Joanna decidió contar al señor Sage y la señora Troudtheim una descripción detallada de los procedimientos la próxima vez que fueran sometidos a la prueba. Y no deberían quedarse tendidos allí largo rato sin tener ni idea de qué pasaba, se dijo, esforzándose por oír voces o pasos o lo que fuera. Se preguntó si Tish y Richard se habrían ido a la Hora Feliz. No, habría oído cerrarse la puerta. ¿Podría haberle puesto Tish los auriculares sin que se diera cuenta?

—¿Todo listo? —dijo bruscamente la voz de Richard en su oreja izquierda, y ella tanteó a ciegas en busca de su brazo—. ¿Seguro que quieres hacer esto? —preguntó Richard, preocupado, y la ansiedad de su voz hizo que la de Joanna se desvaneciera por completo.

—Estoy segura —dijo, y sonrió en lo que esperaba fuese su dirección—. Estoy decidida a resolver el misterio del zumbido o el timbrazo de una vez por todas.

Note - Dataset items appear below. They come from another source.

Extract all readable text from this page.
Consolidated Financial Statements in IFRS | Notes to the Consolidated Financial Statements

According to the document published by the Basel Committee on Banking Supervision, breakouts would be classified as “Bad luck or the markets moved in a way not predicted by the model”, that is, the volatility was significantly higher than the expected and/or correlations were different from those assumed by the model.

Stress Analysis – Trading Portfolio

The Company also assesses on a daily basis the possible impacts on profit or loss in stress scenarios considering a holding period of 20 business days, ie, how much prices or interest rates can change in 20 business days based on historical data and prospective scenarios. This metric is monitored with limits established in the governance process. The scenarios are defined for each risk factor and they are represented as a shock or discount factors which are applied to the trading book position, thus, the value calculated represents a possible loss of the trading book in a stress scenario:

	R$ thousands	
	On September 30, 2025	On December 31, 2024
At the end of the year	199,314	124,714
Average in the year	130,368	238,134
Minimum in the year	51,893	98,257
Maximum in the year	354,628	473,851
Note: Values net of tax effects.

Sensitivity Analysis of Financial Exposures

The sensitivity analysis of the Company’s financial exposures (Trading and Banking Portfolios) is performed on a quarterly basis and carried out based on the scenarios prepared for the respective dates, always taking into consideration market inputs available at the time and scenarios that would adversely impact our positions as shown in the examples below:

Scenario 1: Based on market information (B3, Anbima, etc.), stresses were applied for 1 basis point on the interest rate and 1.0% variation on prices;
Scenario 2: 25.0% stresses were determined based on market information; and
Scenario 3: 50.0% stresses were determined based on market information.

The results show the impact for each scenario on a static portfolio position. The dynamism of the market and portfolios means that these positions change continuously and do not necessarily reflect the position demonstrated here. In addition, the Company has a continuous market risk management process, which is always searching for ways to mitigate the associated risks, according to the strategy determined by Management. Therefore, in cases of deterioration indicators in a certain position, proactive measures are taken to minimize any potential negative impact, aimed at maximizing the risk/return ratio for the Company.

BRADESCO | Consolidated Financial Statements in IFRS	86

—Muy bien. Tal vez no veas gran cosa. A veces hacen falta un par de intentos para conseguir la dosis adecuada.

—Lo sé.

—¿Estás segura de lo que vas a hacer?

—Estoy segura —dijo ella, y era verdad—. Empecemos. Le soltó el brazo.

—Muy bien —dijo él, y alguien (¿Richard?, ¿Tish?) le colocó los auriculares. Joanna se relajó con el silencio del ruido blanco y la oscuridad, esperando a que el sedante hiciera efecto. Inhaló profundamente. Dentro. Fuera. Dentro. Fuera. “No está funcionando”, pensó, y oyó un sonido.

“Tish no me ha puesto bien los auriculares”, pensó.

—Richard —empezó a decir, y advirtió que no estaba en el laboratorio. Estaba en un espacio estrecho. Notaba las paredes a cada lado. “Un ataúd”, pensó, pero era demasiado ancho, y estaba de pie. Miró su cuerpo, pero no pudo ver nada, el lugar estaba completamente oscuro. Alzó la mano delante de la cara, pero tampoco pudo verla, ni sentir el movimiento de su brazo.

“No puedo ver a causa del antifaz”, pensó, y trató de quitárselo, pero no lo llevaba puesto. Llevaba sus gafas. Se palpó la frente. No había electrodos en su cabeza, ni auriculares. Se palpó el brazo. No había ninguna intravenosa.

“Estoy en la ECM —pensó—, en el túnel”, pero eso tampoco era cierto. No era un túnel. Era un pasillo. “¿Puedes ser más específica?”, se preguntó en silencio, y miró a su alrededor en la oscuridad.

“Es estrecho”, pensó, sin tener ni idea de por qué lo sabía. O de por qué sabía que había paredes a cada lado, que no las había delante o detrás y que el techo era bajo. Miró hacia el techo invisible, deseando que sus ojos se acostumbraran, pero la oscuridad continuó siendo absoluta. ¿Y cómo sabía que no era el techo de un túnel?

Miró al suelo, que tampoco pudo ver, y tanteó con el pie.